In a recent case captioned Heritage Handoff Holdings, LLC, v. Fontanella, Brown Rudnick’s M&A litigation team obtained a trial victory in Federal Court in Delaware on behalf of a Buyer of a company that supplied steel forgings to Tier 1 automotive suppliers. In Heritage, the Court found that the Seller committed federal securities fraud and breach of contract in connection with certain representations that the Seller made concerning the company’s top customers and awarded the Buyer substantial damages that were the equivalent of over 40% of the purchase price.
The Court’s decision in Heritage highlights the importance of carefully considering and negotiating for key representations to be included as “fundamental” or “core” representations when entering into an acquisition.
Most acquisition agreements contain a subset of representations and warranties referred to as core or fundamental representations (“Core Reps”), which often include: organization and standing, capital structure, powers and authorities, and title. The designation of a representation as “Core” or “Fundamental” is significant because Core Reps are often carved-out of any caps or limits to a Buyer’s ability to obtain indemnification for other, non-core representations. Core Reps may also be subject to a longer, sometimes indefinite, survival period for the purposes of asserting an indemnity claim.
In Heritage, the Buyer negotiated for the Seller’s representation concerning the company’s customers to be designated as a Core Rep given the company’s high customer concentration in a few specific customers. The Court afforded significant weight to the fact that the Buyer’s claims arose out of the breach of a Core Rep, finding that the Buyer “made it clear to [Seller] that the customer relations issue was critical by including [it] as a ‘core rep.’ A failure of a ‘core rep’ is so serious that it causes a deal to fall apart.” Moreover, because the Core Reps were carved out from the indemnification regime in the agreement, it permitted the Buyer to obtain damages in excess of the indemnification cap established for other, non-core representations.

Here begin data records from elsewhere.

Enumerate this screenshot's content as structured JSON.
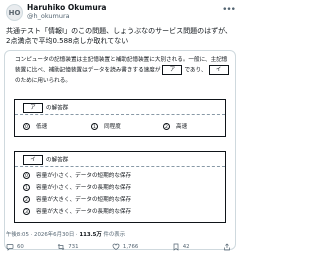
{
  "author": {
    "name": "Haruhiko Okumura",
    "handle": "@h_okumura",
    "avatar_text": "HO"
  },
  "tweet_text": "共通テスト「情報I」のこの問題、しょうぶなのサービス問題のはずが、2点満点で平均0.588点しか取れてない",
  "question": {
    "text_1": "コンピュータの記憶装置は主記憶装置と補助記憶装置に大別される。一般に、主記憶装置に比べ、補助記憶装置はデータを読み書きする速度が",
    "blank_a": "ア",
    "text_2": "であり、",
    "blank_i": "イ",
    "text_3": "のために用いられる。"
  },
  "answer_a": {
    "label_suffix": "の解答群",
    "options": [
      {
        "num": "0",
        "text": "低速"
      },
      {
        "num": "1",
        "text": "同程度"
      },
      {
        "num": "2",
        "text": "高速"
      }
    ]
  },
  "answer_i": {
    "label_suffix": "の解答群",
    "options": [
      {
        "num": "0",
        "text": "容量が小さく、データの短期的な保存"
      },
      {
        "num": "1",
        "text": "容量が小さく、データの長期的な保存"
      },
      {
        "num": "2",
        "text": "容量が大きく、データの短期的な保存"
      },
      {
        "num": "3",
        "text": "容量が大きく、データの長期的な保存"
      }
    ]
  },
  "meta": {
    "time": "午後8:05 · 2026年6月30日 · ",
    "views": "113.5万",
    "views_suffix": " 件の表示"
  },
  "actions": {
    "reply": "60",
    "retweet": "731",
    "like": "1,766",
    "bookmark": "42"
  }
}
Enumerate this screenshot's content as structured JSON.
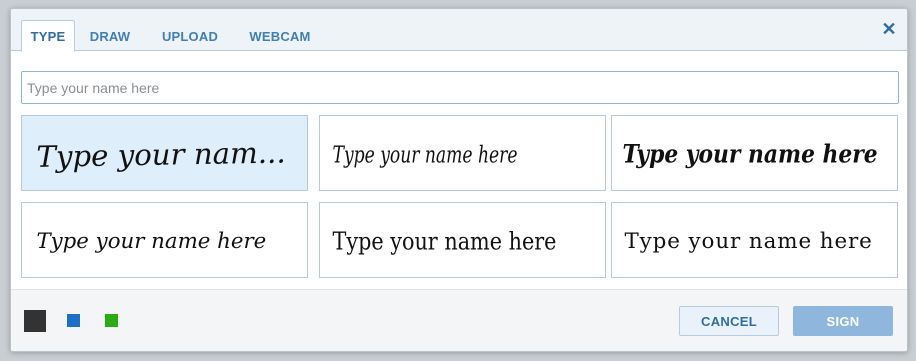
{
  "tabs": [
    {
      "label": "TYPE",
      "active": true
    },
    {
      "label": "DRAW",
      "active": false
    },
    {
      "label": "UPLOAD",
      "active": false
    },
    {
      "label": "WEBCAM",
      "active": false
    }
  ],
  "close": {
    "icon": "close-icon",
    "glyph": "✕"
  },
  "name_input": {
    "value": "",
    "placeholder": "Type your name here"
  },
  "signature_styles": [
    {
      "text": "Type your nam...",
      "selected": true
    },
    {
      "text": "Type your name here",
      "selected": false
    },
    {
      "text": "Type your name here",
      "selected": false
    },
    {
      "text": "Type your name here",
      "selected": false
    },
    {
      "text": "Type your name here",
      "selected": false
    },
    {
      "text": "Type your name here",
      "selected": false
    }
  ],
  "colors": [
    {
      "name": "black",
      "hex": "#333333",
      "selected": true
    },
    {
      "name": "blue",
      "hex": "#1f6fc4",
      "selected": false
    },
    {
      "name": "green",
      "hex": "#2bab16",
      "selected": false
    }
  ],
  "buttons": {
    "cancel": "CANCEL",
    "sign": "SIGN"
  },
  "theme": {
    "accent": "#2d6da3",
    "selected_card_bg": "#dfeefb"
  }
}
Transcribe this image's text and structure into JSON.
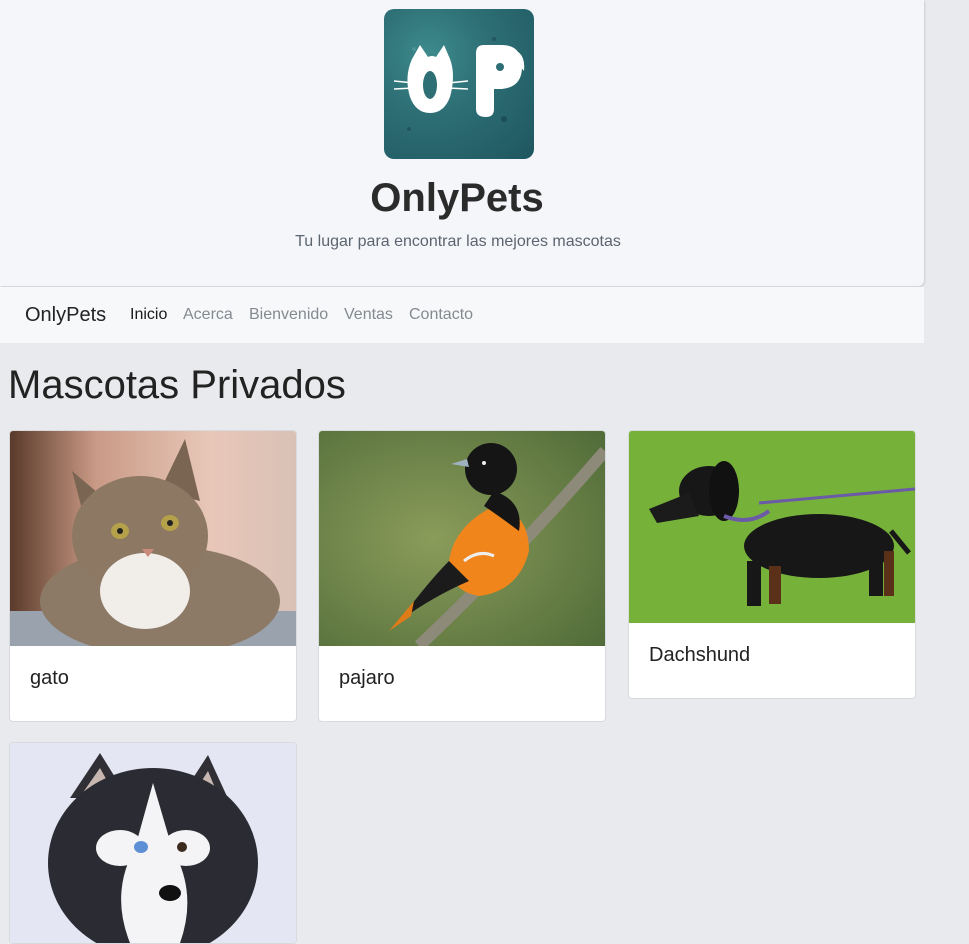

As a result, the benefit to the Buyer of including the customer representation as a Core Rep was two-fold: it demonstrated to the Court the importance of the customer relationships to the overall value of the business, and it uncapped the liability of the Seller for any breach of those representations.
In sum, Buyers should think beyond the traditional “Core” or “Fundamental” representations and carefully consider including other representations and warranties that are important to the value and success of the business, such as key personnel, key facilities, key contracts, or key equipment. In addition to conducting thorough diligence into these issues, Buyers should consider including these critical representations as Core Reps in the ultimate transaction agreement to more fully protect the investment.